Sécurité et hospitalité : un équilibre à préserver

Pour Elimane Kane, président de Legs Africa, il est essentiel de concilier sécurité et hospitalité, deux valeurs traditionnellement associées au Sénégal. Bien que le contrôle des frontières et l’identification des personnes entrant sur le territoire relèvent de la responsabilité étatique, il met en garde contre toute interprétation qui réduirait ces opérations à une politique de rejet des étrangers.

« La sécurité n’exclut pas l’altérité », affirme-t-il, appelant à une meilleure coordination entre les forces de sécurité. Sans cela, prévient-il, ces contrôles risquent d’être perçus comme des persécutions à l’égard des étrangers, alors qu’ils devraient être compris comme des mesures neutres et non ciblées.
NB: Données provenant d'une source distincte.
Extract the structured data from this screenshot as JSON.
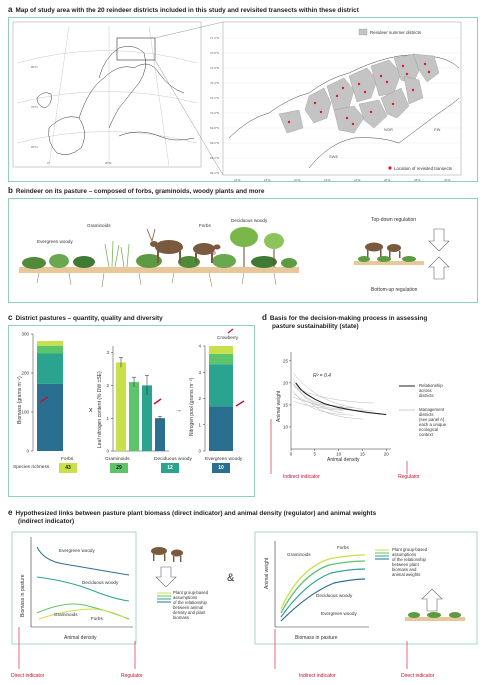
{
  "panels": {
    "a": {
      "letter": "a",
      "title": "Map of study area with the 20 reindeer districts included in this study and revisited transects within these district",
      "legend_summer": "Reindeer summer districts",
      "legend_transects": "Location of revisited transects",
      "lat_labels": [
        "71.0°N",
        "70.8°N",
        "70.6°N",
        "70.4°N",
        "70.2°N",
        "70.0°N",
        "69.8°N",
        "69.6°N",
        "69.4°N",
        "69.2°N"
      ],
      "lon_labels": [
        "16°E",
        "18°E",
        "20°E",
        "22°E",
        "24°E",
        "26°E",
        "28°E",
        "30°E"
      ],
      "country_labels": {
        "nor": "NOR",
        "fin": "FIN",
        "swe": "SWE"
      },
      "overview_lat": [
        "80°N",
        "70°N",
        "60°N"
      ],
      "overview_lon": [
        "0°",
        "20°E"
      ],
      "colors": {
        "district": "#c4c4c4",
        "transect": "#d42020"
      }
    },
    "b": {
      "letter": "b",
      "title": "Reindeer on its pasture – composed of forbs, graminoids, woody plants and more",
      "labels": {
        "evergreen": "Evergreen woody",
        "graminoids": "Graminoids",
        "forbs": "Forbs",
        "deciduous": "Deciduous woody"
      },
      "top_down": "Top-down regulation",
      "bottom_up": "Bottom-up regulation"
    },
    "c": {
      "letter": "c",
      "title": "District pastures – quantity, quality and diversity",
      "biomass_ylabel": "Biomass (grams m⁻²)",
      "biomass_ticks": [
        "0",
        "100",
        "200",
        "300"
      ],
      "nitrogen_content_ylabel": "Leaf nitrogen content (% DW ±SE)",
      "nitrogen_content_ticks": [
        "0",
        "1",
        "2",
        "3"
      ],
      "nitrogen_pool_ylabel": "Nitrogen pool (grams m⁻²)",
      "nitrogen_pool_ticks": [
        "0",
        "1",
        "2",
        "3",
        "4"
      ],
      "multiply": "x",
      "arrow": "→",
      "crowberry": "Crowberry",
      "species_richness_label": "Species richness",
      "groups": [
        "Forbs",
        "Graminoids",
        "Deciduous woody",
        "Evergreen woody"
      ],
      "richness": [
        "43",
        "29",
        "12",
        "10"
      ],
      "colors": [
        "#c8e04a",
        "#5cc46a",
        "#2aa38f",
        "#2a6f8f"
      ]
    },
    "d": {
      "letter": "d",
      "title_line1": "Basis for the decision-making process in assessing",
      "title_line2": "pasture sustainability (state)",
      "r2": "R² = 0.4",
      "ylabel": "Animal weight",
      "xlabel": "Animal density",
      "x_ticks": [
        "0",
        "5",
        "10",
        "15",
        "20"
      ],
      "y_ticks": [
        "10",
        "15",
        "20",
        "25"
      ],
      "legend_relationship": [
        "Relationship",
        "across",
        "districts"
      ],
      "legend_management": [
        "Management",
        "districts",
        "(see panel A),",
        "each a unique",
        "ecological",
        "context"
      ],
      "indirect_indicator": "Indirect indicator",
      "regulator": "Regulator"
    },
    "e": {
      "letter": "e",
      "title_line1": "Hypothesized links between pasture plant biomass (direct indicator) and animal density (regulator) and animal weights",
      "title_line2": "(indirect indicator)",
      "left": {
        "ylabel": "Biomass in pasture",
        "xlabel": "Animal density",
        "labels": {
          "evergreen": "Evergreen woody",
          "deciduous": "Deciduous woody",
          "graminoids": "Graminoids",
          "forbs": "Forbs"
        },
        "legend": [
          "Plant group-based",
          "assumptions",
          "of the relationship",
          "between animal",
          "density and plant",
          "biomass"
        ],
        "direct_indicator": "Direct indicator",
        "regulator": "Regulator"
      },
      "ampersand": "&",
      "right": {
        "ylabel": "Animal weight",
        "xlabel": "Biomass in pasture",
        "labels": {
          "forbs": "Forbs",
          "graminoids": "Graminoids",
          "deciduous": "Deciduous woody",
          "evergreen": "Evergreen woody"
        },
        "legend": [
          "Plant group-based",
          "assumptions",
          "of the relationship",
          "between plant",
          "biomass and",
          "animal weights"
        ],
        "indirect_indicator": "Indirect indicator",
        "direct_indicator": "Direct indicator"
      }
    }
  },
  "chart_data": [
    {
      "type": "bar",
      "title": "",
      "ylabel": "Biomass (grams m⁻²)",
      "categories": [
        "Total"
      ],
      "series": [
        {
          "name": "Evergreen woody",
          "values": [
            172
          ]
        },
        {
          "name": "Deciduous woody",
          "values": [
            78
          ]
        },
        {
          "name": "Graminoids",
          "values": [
            20
          ]
        },
        {
          "name": "Forbs",
          "values": [
            12
          ]
        }
      ],
      "ylim": [
        0,
        300
      ]
    },
    {
      "type": "bar",
      "title": "",
      "ylabel": "Leaf nitrogen content (% DW ±SE)",
      "categories": [
        "Forbs",
        "Graminoids",
        "Deciduous woody",
        "Evergreen woody"
      ],
      "values": [
        2.7,
        2.1,
        2.0,
        1.0
      ],
      "errors": [
        0.15,
        0.15,
        0.3,
        0.05
      ],
      "ylim": [
        0,
        3.2
      ]
    },
    {
      "type": "bar",
      "title": "",
      "ylabel": "Nitrogen pool (grams m⁻²)",
      "categories": [
        "Total"
      ],
      "series": [
        {
          "name": "Evergreen woody",
          "values": [
            1.7
          ]
        },
        {
          "name": "Deciduous woody",
          "values": [
            1.6
          ]
        },
        {
          "name": "Graminoids",
          "values": [
            0.4
          ]
        },
        {
          "name": "Forbs",
          "values": [
            0.3
          ]
        }
      ],
      "ylim": [
        0,
        4
      ]
    },
    {
      "type": "line",
      "title": "",
      "xlabel": "Animal density",
      "ylabel": "Animal weight",
      "series": [
        {
          "name": "Relationship across districts",
          "x": [
            1,
            2,
            3,
            5,
            7,
            10,
            13,
            16,
            20
          ],
          "y": [
            20,
            18.6,
            17.6,
            16.3,
            15.3,
            14.4,
            13.8,
            13.3,
            12.8
          ]
        }
      ],
      "xlim": [
        0,
        21
      ],
      "ylim": [
        5,
        27
      ]
    }
  ]
}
Elimane Kane rappelle également que la mobilité professionnelle est une réalité mondiale. « Tout comme les Sénégalais partent travailler à l’étranger, les étrangers ont le droit de venir ici et d’y exercer une activité professionnelle », explique-t-il. Selon lui, la solution ne réside pas dans l’accusation systématique des migrants, mais dans la création de conditions permettant aux jeunes du pays de saisir les opportunités disponibles.

Une tendance à surveiller de près

Alors que les opérations de vérification se poursuivent, la question de leur impact sur le climat social et les relations communautaires reste entière. Entre sécurité renforcée et respect des droits fondamentaux, le Sénégal doit trouver le juste équilibre pour préserver son image d’accueil et d’ouverture.